We will have keynote talks from following world-leading researchers.
Dr. Khaled El Emam
University of Ottawa, Canada
Anonymization is fundamental for our ability to use and disclose health information for secondary purposes without the need to obtain express individual consent,
such as for research, public health, drug development, and monitoring adverse drug events.
Furthermore, the notion of personal information is integral to privacy statutes in many jurisdictions.
Anonymization methods must provide robust assurances about privacy as well ensure that the perturbed data is still useful for secondary analysis.
Risk-based anonymization methods have been in use for more than a decade to facilitate the sharing of health information.
These methods have a number of important characteristics:
they are quantitative in that they allow the expression of risk values, and they take into account the context of the data use or disclosure.
The implication is that security, privacy, and contractual controls need to be applied to ensure that the risk of re-identification is acceptably low.
In this presentation I will provide an overview of how risk-based anonymization methods have been applied in practice for non-public data sharing,
and the specific constraints that would need to be imposed on public data sharing (e.g., open data or open government initiatives) under this model.
Dr. Khaled El Emam is a Professor at the University of Ottawa, Faculty of Medicine,
and a Senior Investigator at the Children’s Hospital of Eastern Ontario Research Institute.
From 2005 to 2015 he held the Canada Research Chair in Electronic Health Information at the University of Ottawa.
His main area of research is developing techniques for health data anonymization and secure disease surveillance for public health purposes.
He is also the founder and president of Privacy Analytics Inc., which develops solutions for the de-identification of health information.
In 2016 Privacy Analytics was acquired by IMS Health Inc (now QuintilesIMS).

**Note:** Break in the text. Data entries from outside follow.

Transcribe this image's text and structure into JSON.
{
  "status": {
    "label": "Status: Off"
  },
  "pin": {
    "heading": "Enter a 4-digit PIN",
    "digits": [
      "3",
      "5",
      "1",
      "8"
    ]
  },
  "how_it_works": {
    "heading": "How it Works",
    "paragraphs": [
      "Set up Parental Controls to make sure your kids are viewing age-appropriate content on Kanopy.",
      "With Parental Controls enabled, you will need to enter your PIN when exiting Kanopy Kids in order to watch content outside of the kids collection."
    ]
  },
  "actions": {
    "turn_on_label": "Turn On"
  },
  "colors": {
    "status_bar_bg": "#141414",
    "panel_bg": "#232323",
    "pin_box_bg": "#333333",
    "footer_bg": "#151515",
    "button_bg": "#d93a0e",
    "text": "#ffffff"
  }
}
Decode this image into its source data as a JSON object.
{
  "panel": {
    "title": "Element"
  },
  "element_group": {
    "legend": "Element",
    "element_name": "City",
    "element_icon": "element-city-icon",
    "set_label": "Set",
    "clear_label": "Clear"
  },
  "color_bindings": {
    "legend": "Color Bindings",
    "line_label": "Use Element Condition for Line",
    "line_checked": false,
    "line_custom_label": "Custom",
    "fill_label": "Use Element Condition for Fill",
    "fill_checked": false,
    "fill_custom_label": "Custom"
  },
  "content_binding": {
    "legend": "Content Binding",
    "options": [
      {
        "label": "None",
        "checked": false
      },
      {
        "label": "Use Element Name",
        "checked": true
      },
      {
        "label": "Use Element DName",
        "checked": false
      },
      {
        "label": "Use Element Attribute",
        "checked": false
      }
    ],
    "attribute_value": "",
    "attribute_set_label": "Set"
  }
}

Previously Khaled was a Senior Research Officer at the National Research Council of Canada,
and prior to that he was head of the Quantitative Methods Group at the Fraunhofer Institute in Kaiserslautern, Germany.
In 2003 and 2004, he was ranked as the top systems and software engineering scholar worldwide by the Journal of Systems and Software
based on his research on measurement and quality evaluation and improvement, and ranked second in 2002 and 2005.
He holds a Ph.D. from the Department of Electrical and Electronics, King’s College, at the University of London (UK).
Dr. Kazue SakoNEC, Japan
What is blockchain, and how can it help real world?
In this talk, we will see that contrary to our expectation,
cryptography is mostly not used to help Alice and Bob in real world.
There is usually some sort of middleman between them, and it is difficult for them to have sovereignty.
Blockchain is a way to minimize the power of those middleman,
if not a complete removal.
In the talk, an overview of blockchain mechanism used in Bitcoin is presented.
Then we will discuss some of the expected goals of the blockchain, including the usecases on self-sovereign identity.
Kazue Sako received her B.S. degree and PhD from Kyoto University. Her
research interest is in cryptographic protocols that enhance privacy
and fairness, e.g. electronic voting protcols, group signature
schemes, digital lottery systems and blockchain architecture. In order
to promote the use of anonymous authentication, she edited ISO/IEC
29191 and ISO/IEC 20008-2. She served as Program co-Chair/ Chair for
ASIACRYPT 2012, 2013 and RSA conference 2016 Cryptographer's
Track. She is a strong advocate of Personal Data EcoSystem, which
empowers individuals with their own data. She is Senior Principal
Engineer at NEC. She is also a member of the Science Council of Japan.